How is this different from running Burp or ZAP with a saved session?
Burp and ZAP both expect you to bring your own request templates and macros. Their authoring surface is HTTP requests, not English sentences. They are excellent at the pattern-fuzzing slice of pen testing and they remain the right tool for that. The agent-loop approach is for the slice that requires per-step reasoning: read the page, decide what 'create a new project' looks like in this UI today, do that, then verify a different user cannot see it. The artifact in your repo is also different: a Burp project file is binary; a #Case plan is Markdown you can review in a pull request. For most application-layer regressions, the second one is the artifact you want.
Which model runs the loop, and what does a security check cost?
The default is Claude Haiku 4.5, pinned as claude-haiku-4-5-20251001 at /Users/matthewdi/assrt-mcp/src/core/agent.ts line 9. A typical security #Case is twenty to thirty steps (login as user A, do thing, log out, login as user B, try thing, assert), where each step is one snapshot plus one action plus one short reasoning turn. At Haiku April 2026 rates that lands on the order of a few cents per scenario; running ten such checks every CI build is well under a dollar per build. Provider is pluggable: the Gemini path lives at lines 342-367 with default gemini-3.1-pro-preview, so you can run the same scenarios on a different model if you want a second opinion.
What about prompt-injection and AI-specific security testing?
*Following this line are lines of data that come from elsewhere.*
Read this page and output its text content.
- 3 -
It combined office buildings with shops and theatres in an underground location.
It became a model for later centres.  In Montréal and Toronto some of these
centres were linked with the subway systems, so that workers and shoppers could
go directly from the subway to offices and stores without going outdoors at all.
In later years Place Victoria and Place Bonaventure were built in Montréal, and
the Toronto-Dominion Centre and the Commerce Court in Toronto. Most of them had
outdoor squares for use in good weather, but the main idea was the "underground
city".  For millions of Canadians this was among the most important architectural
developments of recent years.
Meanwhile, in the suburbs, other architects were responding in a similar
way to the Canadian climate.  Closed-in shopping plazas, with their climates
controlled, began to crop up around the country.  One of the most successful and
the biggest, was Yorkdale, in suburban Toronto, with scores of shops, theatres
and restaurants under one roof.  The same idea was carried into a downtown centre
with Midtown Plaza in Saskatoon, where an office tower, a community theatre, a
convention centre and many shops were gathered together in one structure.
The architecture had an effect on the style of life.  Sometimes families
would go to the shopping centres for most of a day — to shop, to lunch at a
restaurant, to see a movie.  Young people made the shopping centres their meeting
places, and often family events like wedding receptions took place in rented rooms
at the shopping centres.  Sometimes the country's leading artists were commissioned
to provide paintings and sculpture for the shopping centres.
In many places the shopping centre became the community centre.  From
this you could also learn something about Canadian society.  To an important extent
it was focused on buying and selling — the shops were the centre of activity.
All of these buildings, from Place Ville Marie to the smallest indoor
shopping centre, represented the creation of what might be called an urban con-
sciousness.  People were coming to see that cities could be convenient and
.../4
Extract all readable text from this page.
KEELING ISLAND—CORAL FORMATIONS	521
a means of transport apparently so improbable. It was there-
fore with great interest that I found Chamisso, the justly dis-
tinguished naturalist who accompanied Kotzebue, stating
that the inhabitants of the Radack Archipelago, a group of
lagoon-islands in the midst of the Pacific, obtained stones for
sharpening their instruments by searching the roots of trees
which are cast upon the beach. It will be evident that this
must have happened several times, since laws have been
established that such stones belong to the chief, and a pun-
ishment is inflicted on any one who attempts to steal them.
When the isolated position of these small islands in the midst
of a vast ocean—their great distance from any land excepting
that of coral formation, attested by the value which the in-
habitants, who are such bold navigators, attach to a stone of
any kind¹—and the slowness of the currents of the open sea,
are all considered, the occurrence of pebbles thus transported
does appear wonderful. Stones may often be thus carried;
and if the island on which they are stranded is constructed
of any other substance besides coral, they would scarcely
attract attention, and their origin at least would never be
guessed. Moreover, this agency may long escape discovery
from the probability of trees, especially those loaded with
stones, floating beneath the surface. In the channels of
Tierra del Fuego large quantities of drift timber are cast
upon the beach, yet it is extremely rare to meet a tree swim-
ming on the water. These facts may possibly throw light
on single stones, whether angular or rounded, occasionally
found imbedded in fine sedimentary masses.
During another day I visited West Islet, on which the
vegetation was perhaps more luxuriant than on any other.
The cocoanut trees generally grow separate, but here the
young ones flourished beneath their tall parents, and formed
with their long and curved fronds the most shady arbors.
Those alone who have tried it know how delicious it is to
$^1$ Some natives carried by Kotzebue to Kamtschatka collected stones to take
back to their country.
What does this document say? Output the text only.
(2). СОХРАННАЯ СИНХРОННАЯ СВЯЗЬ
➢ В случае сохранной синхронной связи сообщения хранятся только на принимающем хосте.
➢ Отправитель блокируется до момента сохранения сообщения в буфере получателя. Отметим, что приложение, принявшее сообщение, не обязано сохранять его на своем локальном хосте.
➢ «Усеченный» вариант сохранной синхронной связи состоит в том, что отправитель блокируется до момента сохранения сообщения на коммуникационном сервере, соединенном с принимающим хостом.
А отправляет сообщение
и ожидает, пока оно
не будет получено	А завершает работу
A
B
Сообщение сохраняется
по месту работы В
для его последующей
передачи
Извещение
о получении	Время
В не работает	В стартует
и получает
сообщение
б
That is a different topic and a real one, but it is not what this page is about. If your app embeds an LLM (chatbots, agentic features, retrieval-augmented generation), you also want a separate set of #Case files that send hostile inputs (system-prompt extraction, tool-call hijacking, output-poisoning) and verify the model refuses or the application sanitises. The agent loop here is just a runner; the scenario you write decides whether it is exercising an authorisation gate or a guardrail. Both are valid uses, both produce the same TestReport shape, both can fail a CI build the same way.
Is the whole thing actually open source?
Yes. The MCP server lives at github.com/m13v/assrt-mcp under the MIT license. The Playwright MCP package it spawns (@playwright/mcp) is Microsoft's, also open source. There is an optional hosted runner at app.assrt.ai for sharing results in a browser, but the local CLI produces identical reports without it. There is no proprietary YAML, no closed-source rule engine, no monthly per-seat fee. The npm package's dependencies are listed in plain view: @anthropic-ai/sdk, @google/genai, @modelcontextprotocol/sdk, @playwright/mcp.